Journal of the Arts
Eve Egoyan weaves music on the piano
By Alidë Kohlhaas
Eve Egoyan is the kind of pianist who excites the listener because of the total involvement she displays with whatever music she performs. My first encounter with this pianist was some years ago when she performed some work — which I can no longer recall — on TVO’ s Studio 2. Then I had the opportunity to review her CBC Records CD of works by Erik Satie. True, I can take Satie only in small measures, but Egoyan played so well, I could not but be impressed by her performance.
Now Egoyan has come out with a new CD featuring works especially composed for her. There are four works on this CD entitled ‘Weave: Eve Egoyan’, and they are all world premiere recordings. These are four very different compositions, yet there is a common thread to them in that they all invite one to meditate on, to contemplate on, not just the music but also what is around us. Egoyan’s playing seems to meld with the piano. She is one with her instrument and at the same time she is one with the music.

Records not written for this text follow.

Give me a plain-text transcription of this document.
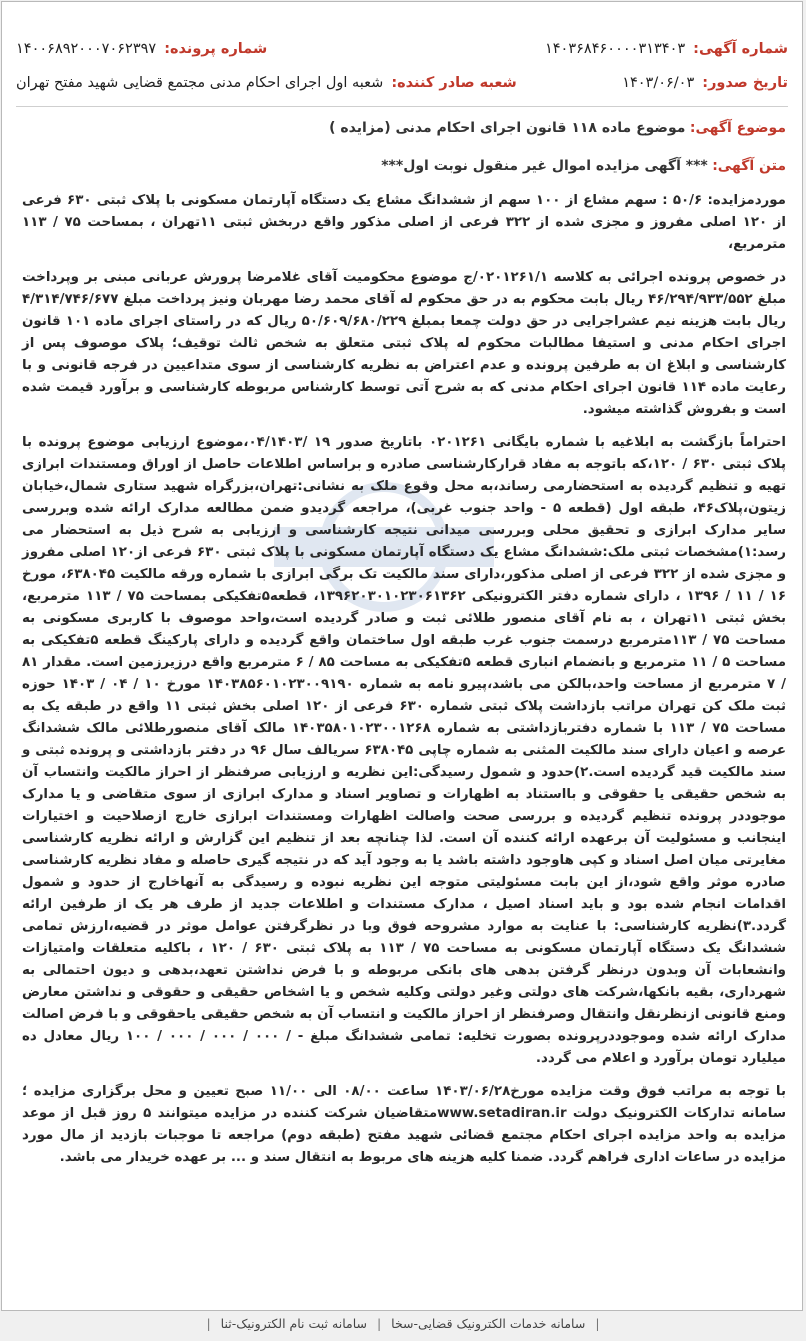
شماره آگهی:
۱۴۰۳۶۸۴۶۰۰۰۰۳۱۳۴۰۳
شماره پرونده:
۱۴۰۰۶۸۹۲۰۰۰۷۰۶۲۳۹۷
تاریخ صدور:
۱۴۰۳/۰۶/۰۳
شعبه صادر کننده:
شعبه اول اجرای احکام مدنی مجتمع قضایی شهید مفتح تهران
موضوع آگهی: موضوع ماده ۱۱۸ قانون اجرای احکام مدنی (مزایده )
متن آگهی: *** آگهی مزایده اموال غیر منقول نوبت اول***

موردمزایده: ۵۰/۶ : سهم مشاع از ۱۰۰ سهم از ششدانگ مشاع یک دستگاه آپارتمان مسکونی با پلاک ثبتی ۶۳۰ فرعی از ۱۲۰ اصلی مفروز و مجزی شده از ۳۲۲ فرعی از اصلی مذکور واقع دربخش ثبتی ۱۱تهران ، بمساحت ۷۵ / ۱۱۳ مترمربع،

در خصوص پرونده اجرائی به کلاسه ۰۲۰۱۲۶۱/۱/ج موضوع محکومیت آقای غلامرضا پرورش عربانی مبنی بر وپرداخت مبلغ ۴۶/۲۹۴/۹۳۳/۵۵۲ ریال بابت محکوم به در حق محکوم له آقای محمد رضا مهربان ونیز پرداخت مبلغ ۴/۳۱۴/۷۴۶/۶۷۷ ریال بابت هزینه نیم عشراجرایی در حق دولت چمعا بمبلغ ۵۰/۶۰۹/۶۸۰/۲۲۹ ریال که در راستای اجرای ماده ۱۰۱ قانون اجرای احکام مدنی و استیفا مطالبات محکوم له پلاک ثبتی متعلق به شخص ثالث توقیف؛ پلاک موصوف پس از کارشناسی و ابلاغ ان به طرفین پرونده و عدم اعتراض به نظریه کارشناسی از سوی متداعیین در فرجه قانونی و با رعایت ماده ۱۱۴ قانون اجرای احکام مدنی که به شرح آتی توسط کارشناس مربوطه کارشناسی و برآورد قیمت شده است و بفروش گذاشته میشود.

احتراماً بازگشت به ابلاغیه با شماره بایگانی ۰۲۰۱۲۶۱ باتاریخ صدور ۱۹ /۰۴/۱۴۰۳،موضوع ارزیابی موضوع پرونده با پلاک ثبتی ۶۳۰ / ۱۲۰،که باتوجه به مفاد قرارکارشناسی صادره و براساس اطلاعات حاصل از اوراق ومستندات ابرازی تهیه و تنظیم گردیده به استحضارمی رساند،به محل وقوع ملک به نشانی:تهران،بزرگراه شهید ستاری شمال،خیابان زیتون،پلاک۴۶، طبقه اول (قطعه ۵ - واحد جنوب غربی)، مراجعه گردیدو ضمن مطالعه مدارک ارائه شده وبررسی سایر مدارک ابرازی و تحقیق محلی وبررسی میدانی نتیجه کارشناسی و ارزیابی به شرح ذیل به استحضار می رسد:۱)مشخصات ثبتی ملک:ششدانگ مشاع یک دستگاه آپارتمان مسکونی با پلاک ثبتی ۶۳۰ فرعی از۱۲۰ اصلی مفروز و مجزی شده از ۳۲۲ فرعی از اصلی مذکور،دارای سند مالکیت تک برگی ابرازی با شماره ورقه مالکیت ۶۳۸۰۴۵، مورخ ۱۶ / ۱۱ / ۱۳۹۶ ، دارای شماره دفتر الکترونیکی ۱۳۹۶۲۰۳۰۱۰۲۳۰۶۱۳۶۲، قطعه۵تفکیکی بمساحت ۷۵ / ۱۱۳ مترمربع، بخش ثبتی ۱۱تهران ، به نام آقای منصور طلائی ثبت و صادر گردیده است،واحد موصوف با کاربری مسکونی به مساحت ۷۵ / ۱۱۳مترمربع درسمت جنوب غرب طبقه اول ساختمان واقع گردیده و دارای پارکینگ قطعه ۵تفکیکی به مساحت ۵ / ۱۱ مترمربع و بانضمام انباری قطعه ۵تفکیکی به مساحت ۸۵ / ۶ مترمربع واقع درزیرزمین است. مقدار ۸۱ / ۷ مترمربع از مساحت واحد،بالکن می باشد،پیرو نامه به شماره ۱۴۰۳۸۵۶۰۱۰۲۳۰۰۹۱۹۰ مورخ ۱۰ / ۰۴ / ۱۴۰۳ حوزه ثبت ملک کن تهران مراتب بازداشت پلاک ثبتی شماره ۶۳۰ فرعی از ۱۲۰ اصلی بخش ثبتی ۱۱ واقع در طبقه یک به مساحت ۷۵ / ۱۱۳ با شماره دفتربازداشتی به شماره ۱۴۰۳۵۸۰۱۰۲۳۰۰۱۲۶۸ مالک آقای منصورطلائی مالک ششدانگ عرصه و اعیان دارای سند مالکیت المثنی به شماره چاپی ۶۳۸۰۴۵ سریالف سال ۹۶ در دفتر بازداشتی و پرونده ثبتی و سند مالکیت قید گردیده است.۲)حدود و شمول رسیدگی:این نظریه و ارزیابی صرفنظر از احراز مالکیت وانتساب آن به شخص حقیقی یا حقوقی و بااستناد به اظهارات و تصاویر اسناد و مدارک ابرازی از سوی متقاضی و یا مدارک موجوددر پرونده تنظیم گردیده و بررسی صحت واصالت اظهارات ومستندات ابرازی خارج ازصلاحیت و اختیارات اینجانب و مسئولیت آن برعهده ارائه کننده آن است. لذا چنانچه بعد از تنظیم این گزارش و ارائه نظریه کارشناسی مغایرتی میان اصل اسناد و کپی هاوجود داشته باشد یا به وجود آید که در نتیجه گیری حاصله و مفاد نظریه کارشناسی صادره موثر واقع شود،از این بابت مسئولیتی متوجه این نظریه نبوده و رسیدگی به آنهاخارج از حدود و شمول اقدامات انجام شده بود و باید اسناد اصیل ، مدارک مستندات و اطلاعات جدید از طرف هر یک از طرفین ارائه گردد.۳)نظریه کارشناسی: با عنایت به موارد مشروحه فوق وبا در نظرگرفتن عوامل موثر در قضیه،ارزش تمامی ششدانگ یک دستگاه آپارتمان مسکونی به مساحت ۷۵ / ۱۱۳ به پلاک ثبتی ۶۳۰ / ۱۲۰ ، باکلیه متعلقات وامتیازات وانشعابات آن وبدون درنظر گرفتن بدهی های بانکی مربوطه و با فرض نداشتن تعهد،بدهی و دیون احتمالی به شهرداری، بقیه بانکها،شرکت های دولتی وغیر دولتی وکلیه شخص و یا اشخاص حقیقی و حقوقی و نداشتن معارض ومنع قانونی ازنظرنقل وانتقال وصرفنظر از احراز مالکیت و انتساب آن به شخص حقیقی یاحقوقی و با فرض اصالت مدارک ارائه شده وموجوددرپرونده بصورت تخلیه: تمامی ششدانگ مبلغ - / ۰۰۰ / ۰۰۰ / ۰۰۰ / ۱۰۰ ریال معادل ده میلیارد تومان برآورد و اعلام می گردد.

با توجه به مراتب فوق وقت مزایده مورخ۱۴۰۳/۰۶/۲۸ ساعت ۰۸/۰۰ الی ۱۱/۰۰ صبح تعیین و محل برگزاری مزایده ؛سامانه تدارکات الکترونیک دولت www.setadiran.irمتقاضیان شرکت کننده در مزایده میتوانند ۵ روز قبل از موعد مزایده به واحد مزایده اجرای احکام مجتمع قضائی شهید مفتح (طبقه دوم) مراجعه تا موجبات بازدید از مال مورد مزایده در ساعات اداری فراهم گردد. ضمنا کلیه هزینه های مربوط به انتقال سند و ... بر عهده خریدار می باشد.

| سامانه خدمات الکترونیک قضایی-سخا | سامانه ثبت نام الکترونیک-ثنا |
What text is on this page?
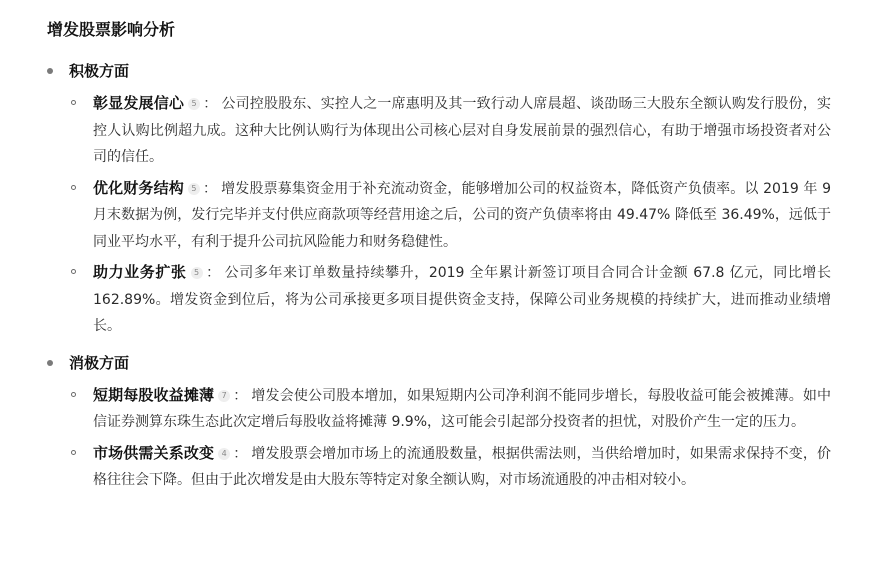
增发股票影响分析
积极方面
彰显发展信心 5 ： 公司控股股东、实控人之一席惠明及其一致行动人席晨超、谈劭旸三大股东全额认购发行股份，实控人认购比例超九成。这种大比例认购行为体现出公司核心层对自身发展前景的强烈信心，有助于增强市场投资者对公司的信任。
优化财务结构 5 ： 增发股票募集资金用于补充流动资金，能够增加公司的权益资本，降低资产负债率。以 2019 年 9 月末数据为例，发行完毕并支付供应商款项等经营用途之后，公司的资产负债率将由 49.47% 降低至 36.49%，远低于同业平均水平，有利于提升公司抗风险能力和财务稳健性。
助力业务扩张 5 ： 公司多年来订单数量持续攀升，2019 全年累计新签订项目合同合计金额 67.8 亿元，同比增长 162.89%。增发资金到位后，将为公司承接更多项目提供资金支持，保障公司业务规模的持续扩大，进而推动业绩增长。
消极方面
短期每股收益摊薄 7 ： 增发会使公司股本增加，如果短期内公司净利润不能同步增长，每股收益可能会被摊薄。如中信证券测算东珠生态此次定增后每股收益将摊薄 9.9%，这可能会引起部分投资者的担忧，对股价产生一定的压力。
市场供需关系改变 4 ： 增发股票会增加市场上的流通股数量，根据供需法则，当供给增加时，如果需求保持不变，价格往往会下降。但由于此次增发是由大股东等特定对象全额认购，对市场流通股的冲击相对较小。
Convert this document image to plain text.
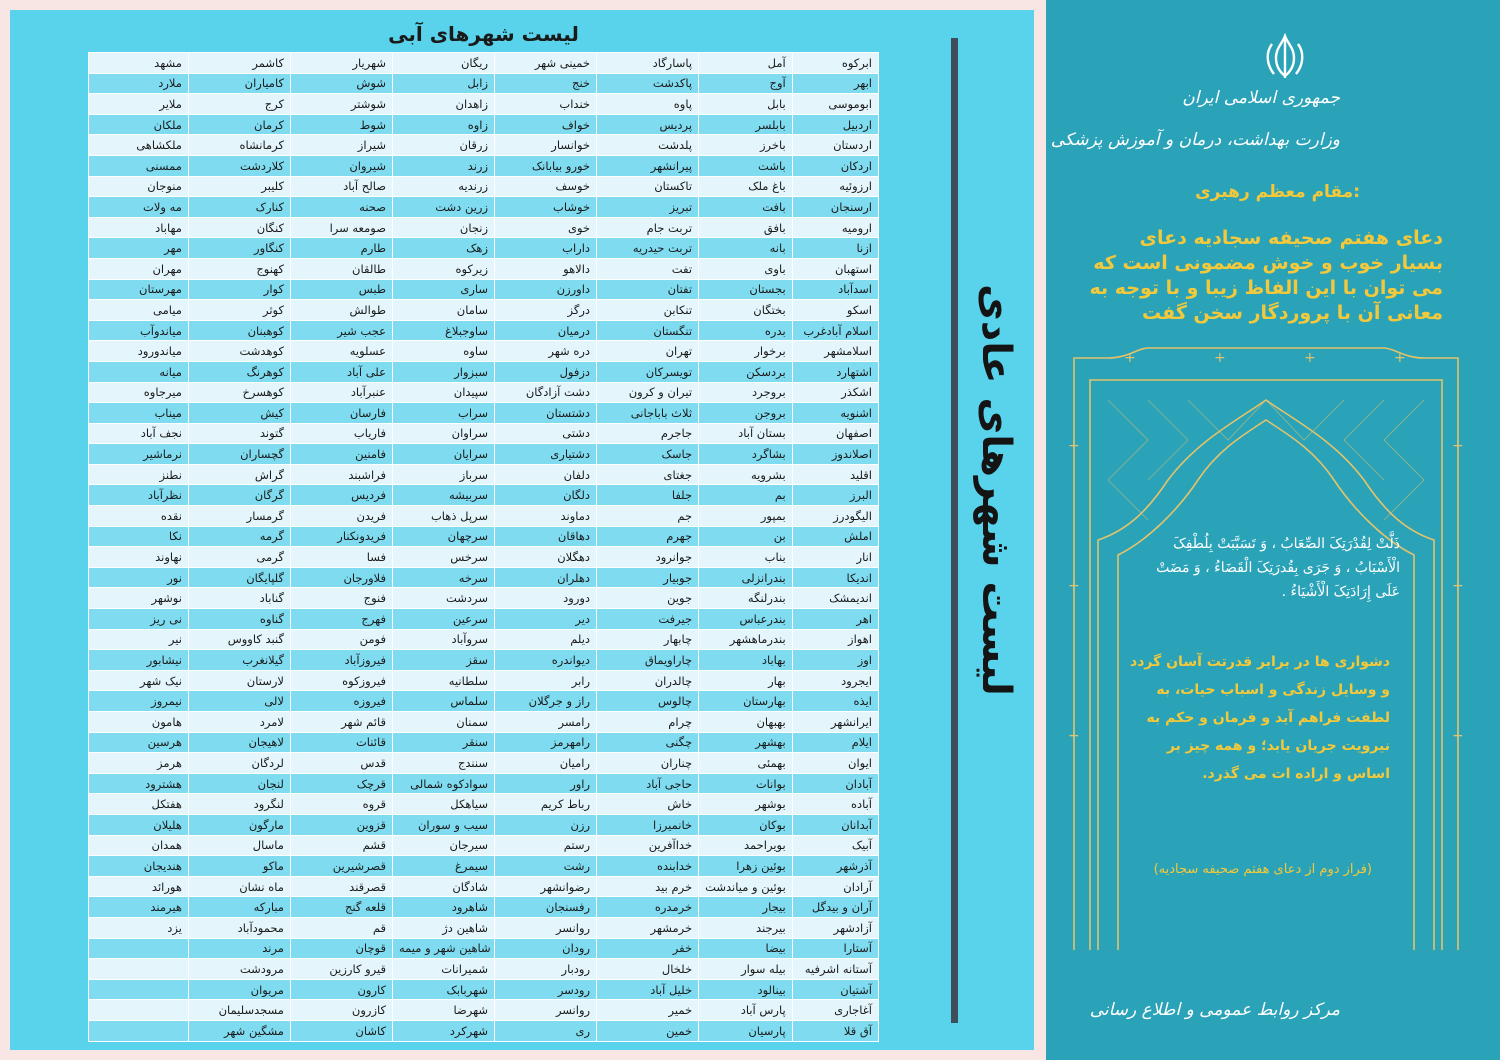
لیست شهرهای عادی
لیست شهرهای آبی
مشهد	کاشمر	شهریار	ریگان	خمینی شهر	پاسارگاد	آمل	ابرکوه
ملارد	کامیاران	شوش	زابل	خنج	پاکدشت	آوج	ابهر
ملایر	کرج	شوشتر	زاهدان	خنداب	پاوه	بابل	ابوموسی
ملکان	کرمان	شوط	زاوه	خواف	پردیس	بابلسر	اردبیل
ملکشاهی	کرمانشاه	شیراز	زرقان	خوانسار	پلدشت	باخرز	اردستان
ممسنی	کلاردشت	شیروان	زرند	خورو بیابانک	پیرانشهر	باشت	اردکان
منوجان	کلیبر	صالح آباد	زرندیه	خوسف	تاکستان	باغ ملک	ارزوئیه
مه ولات	کنارک	صحنه	زرین دشت	خوشاب	تبریز	بافت	ارسنجان
مهاباد	کنگان	صومعه سرا	زنجان	خوی	تربت جام	بافق	ارومیه
مهر	کنگاور	طارم	زهک	داراب	تربت حیدریه	بانه	ازنا
مهران	کهنوج	طالقان	زیرکوه	دالاهو	تفت	باوی	استهبان
مهرستان	کوار	طبس	ساری	داورزن	تفتان	بجستان	اسدآباد
میامی	کوثر	طوالش	سامان	درگز	تنکابن	بختگان	اسکو
میاندوآب	کوهبنان	عجب شیر	ساوجبلاغ	درمیان	تنگستان	بدره	اسلام آبادغرب
میاندورود	کوهدشت	عسلویه	ساوه	دره شهر	تهران	برخوار	اسلامشهر
میانه	کوهرنگ	علی آباد	سبزوار	دزفول	تویسرکان	بردسکن	اشتهارد
میرجاوه	کوهسرخ	عنبرآباد	سپیدان	دشت آزادگان	تیران و کرون	بروجرد	اشکذر
میناب	کیش	فارسان	سراب	دشتستان	ثلاث باباجانی	بروجن	اشنویه
نجف آباد	گتوند	فاریاب	سراوان	دشتی	جاجرم	بستان آباد	اصفهان
نرماشیر	گچساران	فامنین	سرایان	دشتیاری	جاسک	بشاگرد	اصلاندوز
نطنز	گراش	فراشبند	سرباز	دلفان	جغتای	بشرویه	اقلید
نظرآباد	گرگان	فردیس	سربیشه	دلگان	جلفا	بم	البرز
نقده	گرمسار	فریدن	سرپل ذهاب	دماوند	جم	بمپور	الیگودرز
نکا	گرمه	فریدونکنار	سرچهان	دهاقان	جهرم	بن	املش
نهاوند	گرمی	فسا	سرخس	دهگلان	جوانرود	بناب	انار
نور	گلپایگان	فلاورجان	سرخه	دهلران	جوبیار	بندرانزلی	اندیکا
نوشهر	گناباد	فنوج	سردشت	دورود	جوین	بندرلنگه	اندیمشک
نی ریز	گناوه	فهرج	سرعین	دیر	جیرفت	بندرعباس	اهر
نیر	گنبد کاووس	فومن	سروآباد	دیلم	چابهار	بندرماهشهر	اهواز
نیشابور	گیلانغرب	فیروزآباد	سقز	دیواندره	چاراویماق	بهاباد	اوز
نیک شهر	لارستان	فیروزکوه	سلطانیه	رابر	چالدران	بهار	ایجرود
نیمروز	لالی	فیروزه	سلماس	راز و جرگلان	چالوس	بهارستان	ایذه
هامون	لامرد	قائم شهر	سمنان	رامسر	چرام	بهبهان	ایرانشهر
هرسین	لاهیجان	قائنات	سنقر	رامهرمز	چگنی	بهشهر	ایلام
هرمز	لردگان	قدس	سنندج	رامیان	چناران	بهمئی	ایوان
هشترود	لنجان	قرچک	سوادکوه شمالی	راور	حاجی آباد	بوانات	آبادان
هفتکل	لنگرود	قروه	سیاهکل	رباط کریم	خاش	بوشهر	آباده
هلیلان	مارگون	قزوین	سیب و سوران	رزن	خانمیرزا	بوکان	آبدانان
همدان	ماسال	قشم	سیرجان	رستم	خداآفرین	بویراحمد	آبیک
هندیجان	ماکو	قصرشیرین	سیمرغ	رشت	خدابنده	بوئین زهرا	آذرشهر
هورائد	ماه نشان	قصرقند	شادگان	رضوانشهر	خرم بید	بوئین و میاندشت	آرادان
هیرمند	مبارکه	قلعه گنج	شاهرود	رفسنجان	خرمدره	بیجار	آران و بیدگل
یزد	محمودآباد	قم	شاهین دژ	روانسر	خرمشهر	بیرجند	آزادشهر
	مرند	قوچان	شاهین شهر و میمه	رودان	خفر	بیضا	آستارا
	مرودشت	قیرو کارزین	شمیرانات	رودبار	خلخال	بیله سوار	آستانه اشرفیه
	مریوان	کارون	شهربابک	رودسر	خلیل آباد	بینالود	آشتیان
	مسجدسلیمان	کازرون	شهرضا	روانسر	خمیر	پارس آباد	آغاجاری
	مشگین شهر	کاشان	شهرکرد	ری	خمین	پارسیان	آق قلا
جمهوری اسلامی ایران
وزارت بهداشت، درمان و آموزش پزشکی
مقام معظم رهبری:
دعای هفتم صحیفه سجادیه دعای بسیار خوب و خوش مضمونی است که می توان با این الفاظ زیبا و با توجه به معانی آن با پروردگار سخن گفت
+	+	+	+
+
+
+
+
+
+
ذَلَّتْ لِقُدْرَتِکَ الصِّعَابُ ، وَ تَسَبَّبَتْ بِلُطْفِکَ الْأَسْبَابُ ، وَ جَرَی بِقُدرَتِکَ الْقَضَاءُ ، وَ مَضَتْ عَلَی إِرَادَتِکَ الْأَشْیَاءُ .
دشواری ها در برابر قدرتت آسان گردد و وسایل زندگی و اسباب حیات، به لطفت فراهم آید و فرمان و حکم به نیرویت جریان یابد؛ و همه چیز بر اساس و اراده ات می گذرد.
(فراز دوم از دعای هفتم صحیفه سجادیه)
مرکز روابط عمومی و اطلاع رسانی
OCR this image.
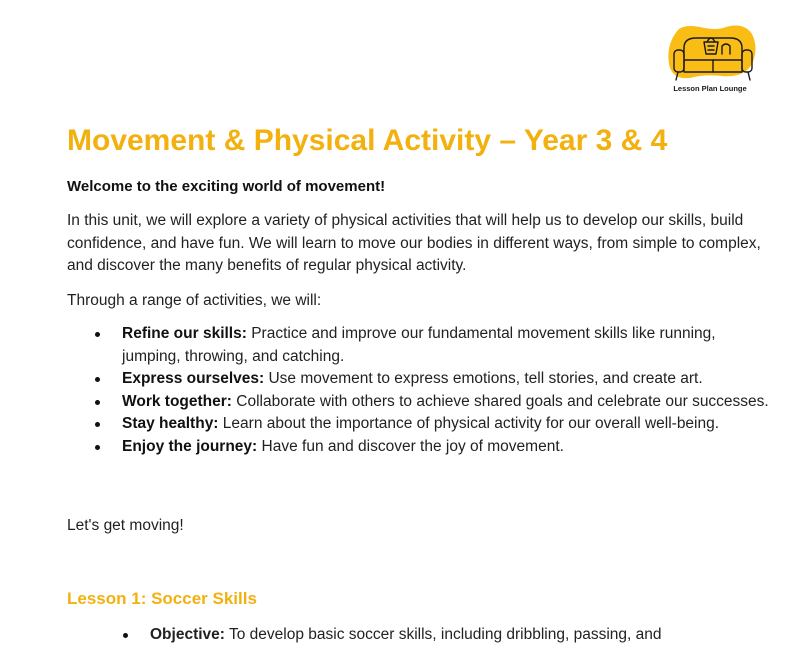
Lesson Plan Lounge
Movement & Physical Activity – Year 3 & 4

Welcome to the exciting world of movement!

In this unit, we will explore a variety of physical activities that will help us to develop our skills, build confidence, and have fun. We will learn to move our bodies in different ways, from simple to complex, and discover the many benefits of regular physical activity.

Through a range of activities, we will:

Refine our skills: Practice and improve our fundamental movement skills like running, jumping, throwing, and catching.
Express ourselves: Use movement to express emotions, tell stories, and create art.
Work together: Collaborate with others to achieve shared goals and celebrate our successes.
Stay healthy: Learn about the importance of physical activity for our overall well-being.
Enjoy the journey: Have fun and discover the joy of movement.

Let's get moving!

Lesson 1: Soccer Skills
Objective: To develop basic soccer skills, including dribbling, passing, and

Hers is an extraordinary talent that concentrates almost exclusively on modern composers, especially living composers. She brings them to our attention as few other pianists manage to do. These composers produce works that for the most part appear inaccessible to the listener, but that changes when Egoyan performs their compositions. They suddenly lose their seeming distance from our musical experience, our surroundings, from our usual perception of what is music. They become accessible.
The four composers featured on ‘Weave: Eve Egoyan’ are Martin Arnold, James Tenney, Jo Kondo and Michael Finnissy. Their backgrounds are quite varied. Tenney is the senior of the group in that he was born in 1934 in Silver City, New Mexico. Finnisy was born in London, England, in 1946, Kondo in Tokyo in 1947.
Arnold’s age is not stated in the liner notes, but he appears to be Canadian-born. His piece is called Herl. Now, anglers will know what a herl is, namely the barb or barbs of feathers used to dress fishing flies, and anyone familiar with the Scottish dialect will know the word harl, which means to troll for fish. When I first listened to the piece on my portable CD player while travelling on the GO Train to Toronto, it induced in me just that sense of both calm and excitement that anglers feel as they spent hours on a river or lake hoping for that fish to bit. I did not yet know its name nor had any clue who had written the piece. Somehow Arnold’s choice of name, whether he chose it in jest or in earnest, fits the work well.
Tenney titled his piece To Weave (a meditation), thus inadvertently giving Egoyan the title for this CD, her fifth of music by living composers. Only 10:46 minutes in length, Tenney’s composition does have a sense of the weaver’s touch, but also, as its composer states, the music forms wave upon wave that escalate and then slowly recede, leaving the listener in contemplation. At the same time, as I listened, this piece seemed to capture the rhythm of the train’s wheels and so altered my perceptions of my surroundings inside the train and the view outside during my journey.
Kondo’s work is even shorter. He called it ‘Metaphonesis’, and in his words, he created “a web of intertonal relationships.” There is a strong correlation between his work and To Weave. When I first listened to it, it seemed to be a continuation of Tenney’s composition. This is perhaps why Egoyan called her CD Weave, for there is a tonal weaving between some of this music that is quite seductive.
Finnissy called his work ‘Erik Satie, like anyone else’. As the name implies, Satie was one of his early heros. He liked the idea of the Frenchman being a musical provocateur and renegade. Teenagers are that way, no matter where they live. In this work I found that the silences were as important as the sounds. It is a work that needs several listenings, at least for me, before it really sinks in. But again, like the previous three works, there is that invitation to meditate, although there are sudden moments when that mediation is ruptured by forceful chords. Egoyan, whose sensitive touch makes all four pieces take on their own life, surprises with her forcefulness when required. It is startling, yet refreshing, and she captures these moments to perfection.
The sound quality of this CD is even, but listeners must be warned that they have to raise the decibels a little as some notes are so gentle and quiet they can easily be missed if the stereo is set too low.